Dia mengatakan, kondisi masyarakat telah berubah dibandingkan tahun 1950-1960 an. "Masyarakat semakin cair, individu semakin menguat dan garis ideologi makin memudar," katanya. Bahkan partai politik pun, lanjutnya, juga mencair sulit membedakan partai satu dan lainnya. "Sehingga pemilih mudah pindah ke sana dan ke sini. Partai kader dan massa sudah berubah," ujarnya. Menurutnya, tidak perlu memperbesar partai dan menggelembungkannya, "cukup dengan kader kreatif membujuk pemilih."
Pemilih, kata dia, sudah bergeser dari pemilih tradisional menjadi pemilih rasional. Pemilih akan lebih memperhatikan apa yang ditawarkan partai politik. "Tidak ada lagi dogma-dogma. pemilih pingin dirayu dan dibujuk," katanya, "Dulu memilih Golkar atau PDIP, nanti belum tentu." Dia mengatakan, jumlah kader cukup dibatasi sekitar 1-2 juta orang. Kader bergerak untuk mencerahkan rakyat, menyampaikan program kesejahteraan, membangkitkan kesadaran politik dan menggerakkan menjadi saksi. "Lainnya menggunakan media massa," katanya.
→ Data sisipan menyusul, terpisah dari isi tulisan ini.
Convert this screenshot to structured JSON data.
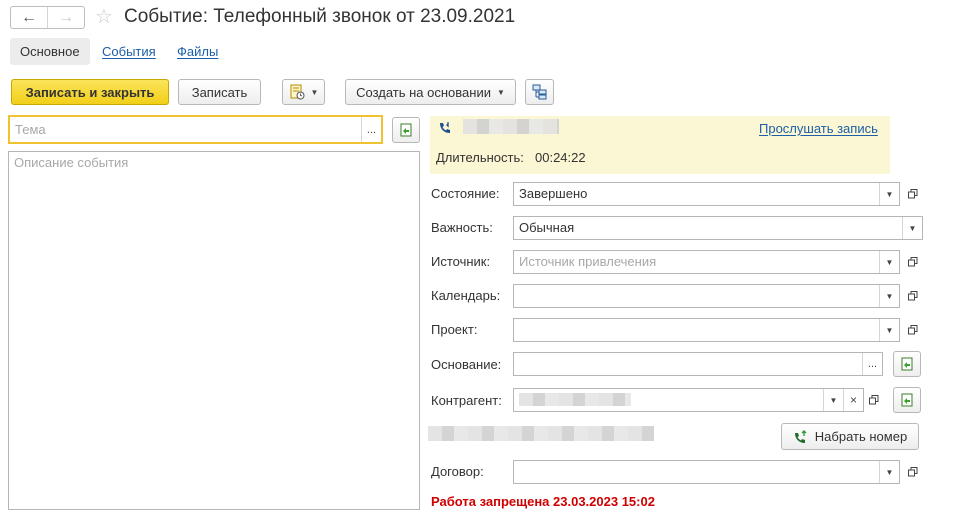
{
  "window": {
    "title": "Событие: Телефонный звонок от 23.09.2021"
  },
  "tabs": [
    {
      "label": "Основное"
    },
    {
      "label": "События"
    },
    {
      "label": "Файлы"
    }
  ],
  "toolbar": {
    "save_close_label": "Записать и закрыть",
    "save_label": "Записать",
    "create_based_label": "Создать на основании"
  },
  "left": {
    "subject_placeholder": "Тема",
    "subject_choice": "...",
    "description_placeholder": "Описание события"
  },
  "call": {
    "listen_label": "Прослушать запись",
    "duration_label": "Длительность:",
    "duration_value": "00:24:22"
  },
  "fields": {
    "state": {
      "label": "Состояние:",
      "value": "Завершено"
    },
    "importance": {
      "label": "Важность:",
      "value": "Обычная"
    },
    "source": {
      "label": "Источник:",
      "placeholder": "Источник привлечения"
    },
    "calendar": {
      "label": "Календарь:",
      "value": ""
    },
    "project": {
      "label": "Проект:",
      "value": ""
    },
    "basis": {
      "label": "Основание:",
      "value": "",
      "choice": "..."
    },
    "counterparty": {
      "label": "Контрагент:",
      "clear": "×"
    },
    "contract": {
      "label": "Договор:",
      "value": ""
    }
  },
  "dial_button_label": "Набрать номер",
  "warning": "Работа запрещена 23.03.2023 15:02",
  "colors": {
    "primary_button": "#f2cf1a",
    "focus_border": "#f0c232",
    "link": "#1c5fa8",
    "warning": "#d00000",
    "call_panel": "#fbf6d3"
  },
  "icons": [
    "back-arrow-icon",
    "forward-arrow-icon",
    "star-icon",
    "report-icon",
    "structure-icon",
    "phone-icon",
    "open-icon",
    "create-new-icon",
    "phone-dial-icon",
    "dropdown-icon"
  ]
}
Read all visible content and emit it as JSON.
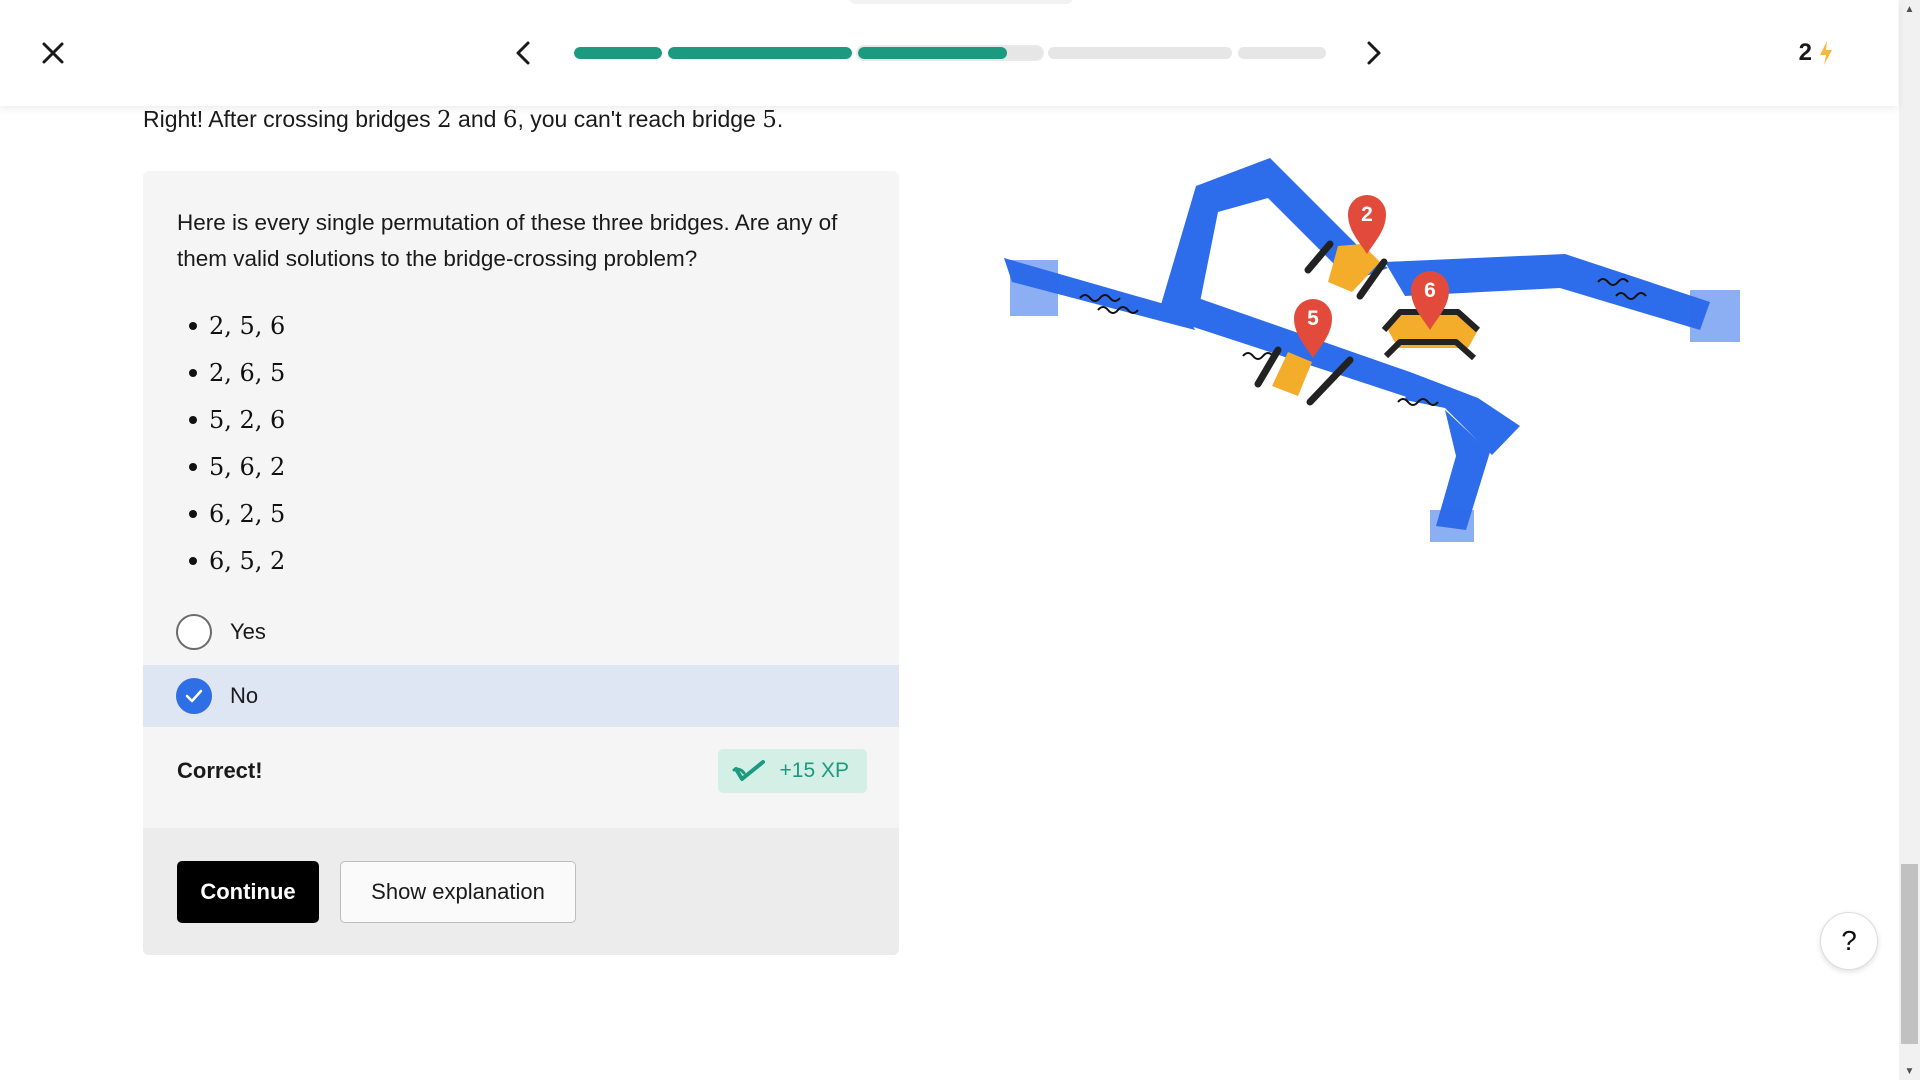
{
  "topbar": {
    "close_icon": "close-icon",
    "prev_icon": "chevron-left-icon",
    "next_icon": "chevron-right-icon",
    "progress": {
      "segments": [
        1,
        1,
        0.81,
        0,
        0
      ],
      "current_segment": 3
    },
    "streak_count": "2",
    "streak_icon": "lightning-icon",
    "streak_icon_color": "#f5b841"
  },
  "feedback": {
    "prefix": "Right! After crossing bridges ",
    "num_a": "2",
    "mid1": " and ",
    "num_b": "6",
    "mid2": ", you can't reach bridge ",
    "num_c": "5",
    "suffix": "."
  },
  "question": {
    "prompt": "Here is every single permutation of these three bridges. Are any of them valid solutions to the bridge-crossing problem?",
    "permutations": [
      "2, 5, 6",
      "2, 6, 5",
      "5, 2, 6",
      "5, 6, 2",
      "6, 2, 5",
      "6, 5, 2"
    ],
    "options": [
      {
        "label": "Yes",
        "selected": false
      },
      {
        "label": "No",
        "selected": true
      }
    ],
    "result": "Correct!",
    "xp": "+15 XP",
    "xp_icon": "xp-check-icon",
    "continue_label": "Continue",
    "explain_label": "Show explanation"
  },
  "diagram": {
    "markers": [
      "2",
      "5",
      "6"
    ],
    "colors": {
      "river": "#2d6cea",
      "bridge": "#f4ac2b",
      "marker": "#e24b3b"
    }
  },
  "help_label": "?",
  "colors": {
    "accent": "#1c9a80",
    "selected_bg": "#dee6f3",
    "radio_selected": "#2f6fe6"
  }
}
Aburizal menyatakan kini media sudah memiliki jangkauan cukup luas. Dia memprediksi hampir separuh warga Indonesia mengakses televisi. "Akan lebih efektif dibandingkan pengerahan massa," katanya. Bahkan dalam hitung-hitungan keuangan akan lebih hemat.
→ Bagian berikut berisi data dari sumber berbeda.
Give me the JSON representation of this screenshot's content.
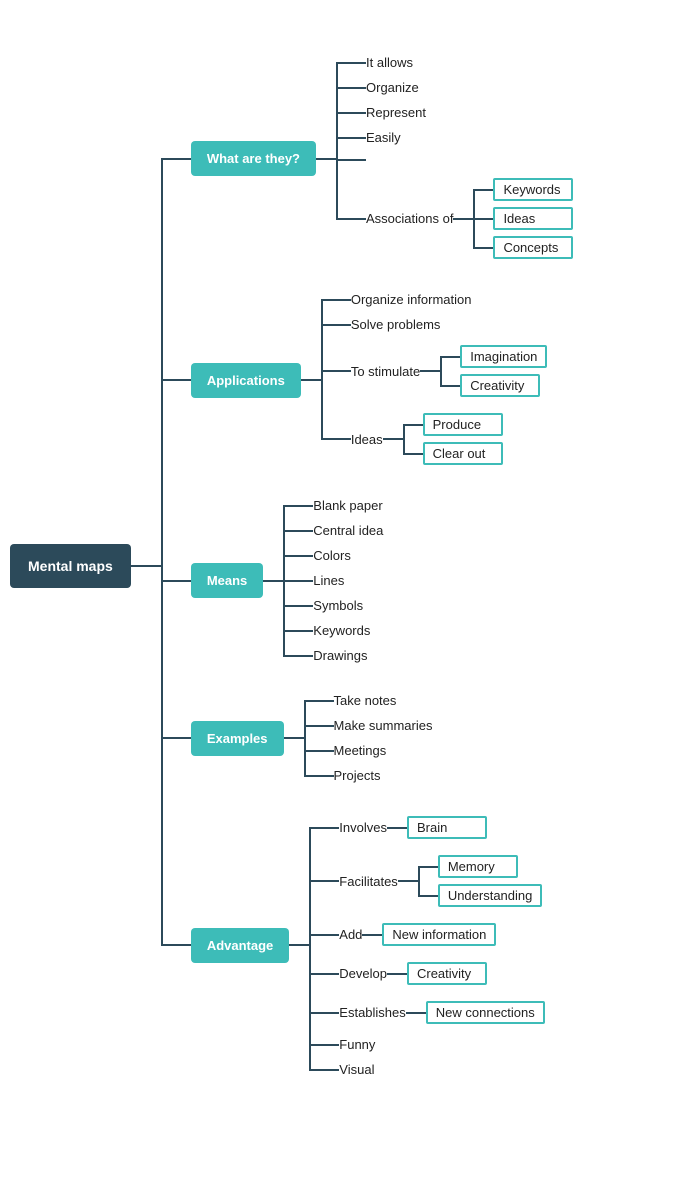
{
  "root": {
    "label": "Mental maps"
  },
  "branches": [
    {
      "id": "what",
      "label": "What are they?",
      "sub": [
        {
          "text": "It allows",
          "children": []
        },
        {
          "text": "Organize",
          "children": []
        },
        {
          "text": "Represent",
          "children": []
        },
        {
          "text": "Easily",
          "children": []
        },
        {
          "text": "",
          "spacer": true
        },
        {
          "text": "Associations of",
          "children": [
            {
              "text": "Keywords",
              "boxed": true
            },
            {
              "text": "Ideas",
              "boxed": true
            },
            {
              "text": "Concepts",
              "boxed": true
            }
          ]
        }
      ]
    },
    {
      "id": "applications",
      "label": "Applications",
      "sub": [
        {
          "text": "Organize information",
          "children": []
        },
        {
          "text": "Solve problems",
          "children": []
        },
        {
          "text": "To stimulate",
          "children": [
            {
              "text": "Imagination",
              "boxed": true
            },
            {
              "text": "Creativity",
              "boxed": true
            }
          ]
        },
        {
          "text": "Ideas",
          "children": [
            {
              "text": "Produce",
              "boxed": true
            },
            {
              "text": "Clear out",
              "boxed": true
            }
          ]
        }
      ]
    },
    {
      "id": "means",
      "label": "Means",
      "sub": [
        {
          "text": "Blank paper",
          "children": []
        },
        {
          "text": "Central idea",
          "children": []
        },
        {
          "text": "Colors",
          "children": []
        },
        {
          "text": "Lines",
          "children": []
        },
        {
          "text": "Symbols",
          "children": []
        },
        {
          "text": "Keywords",
          "children": []
        },
        {
          "text": "Drawings",
          "children": []
        }
      ]
    },
    {
      "id": "examples",
      "label": "Examples",
      "sub": [
        {
          "text": "Take notes",
          "children": []
        },
        {
          "text": "Make summaries",
          "children": []
        },
        {
          "text": "Meetings",
          "children": []
        },
        {
          "text": "Projects",
          "children": []
        }
      ]
    },
    {
      "id": "advantage",
      "label": "Advantage",
      "sub": [
        {
          "text": "Involves",
          "children": [
            {
              "text": "Brain",
              "boxed": true
            }
          ]
        },
        {
          "text": "Facilitates",
          "children": [
            {
              "text": "Memory",
              "boxed": true
            },
            {
              "text": "Understanding",
              "boxed": true
            }
          ]
        },
        {
          "text": "Add",
          "children": [
            {
              "text": "New information",
              "boxed": true
            }
          ]
        },
        {
          "text": "Develop",
          "children": [
            {
              "text": "Creativity",
              "boxed": true
            }
          ]
        },
        {
          "text": "Establishes",
          "children": [
            {
              "text": "New connections",
              "boxed": true
            }
          ]
        },
        {
          "text": "Funny",
          "children": []
        },
        {
          "text": "Visual",
          "children": []
        }
      ]
    }
  ]
}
Dia mencontohkan dengan beriklan di televisi pada prime time akan disaksikan sekitar jutaan pemilih dengan ongkos 50 jutaan. "Dengan iklan per kepala dihitung Rp 5-10, dengan pengerahan massa per kepala Rp 50 ribu," katanya. Hal yang sulit dilakukan jika dengan pengerahan massa. Selain itu, pemilih juga dapat mengerti visi dan misi partai.
Aburizal menyiapkan permanen campaign. Hal ini akan disebarkan melalui media massa, dan media yang mulai populer melalui facebook dan twitter. "Juga gunakan perangkat lain. Sekarang kita harus punya twitter," katanya. Dia mengakui dalam pemilihan legislatif 2009, Golkar telah kehilangan 9,5 juta pemilih dibandingkan pemilihan 2004. Pada pemilihan legislatif 2014, Golkar menargetkan 30 persen suara. "Pemilihan ke depan harus mengingkat dua kali lipat," katanya.
Golkar pun juga menyiapkan strategi personalisasi. Hal ini diterapkan dengan menilik figur yang kuat bisa mendokrak popularitas partai seperti fenomena SBY dan Partai Demokrat. "Tidak boleh ada lebih dari satu kapten," katanya. Namun untuk pemilihan presiden dan kepala daerah tidak mesti Ketua Umum atau Ketua DPD. "Pemilihan harus berdasarkan survei calon terpopuler," katanya.
Sedangkan pengamat politik Indo Barometer, Mohammad Qodari mengingatkan dengan paradigma baru media massa menjadi titik tumpu dalam mengiring pemilih belum tentu efektif. Dia mencontohkan Prabowo Subianto dan Partai Gerindra yang setiap waktu nongol di televisi tapi hanya meraup 4 persen suara dalam pemilihan legislatif 2009. "Televisi penting, tapi bukan segala-galanya. Hasilnya belum tentu maksimal," ujarnya.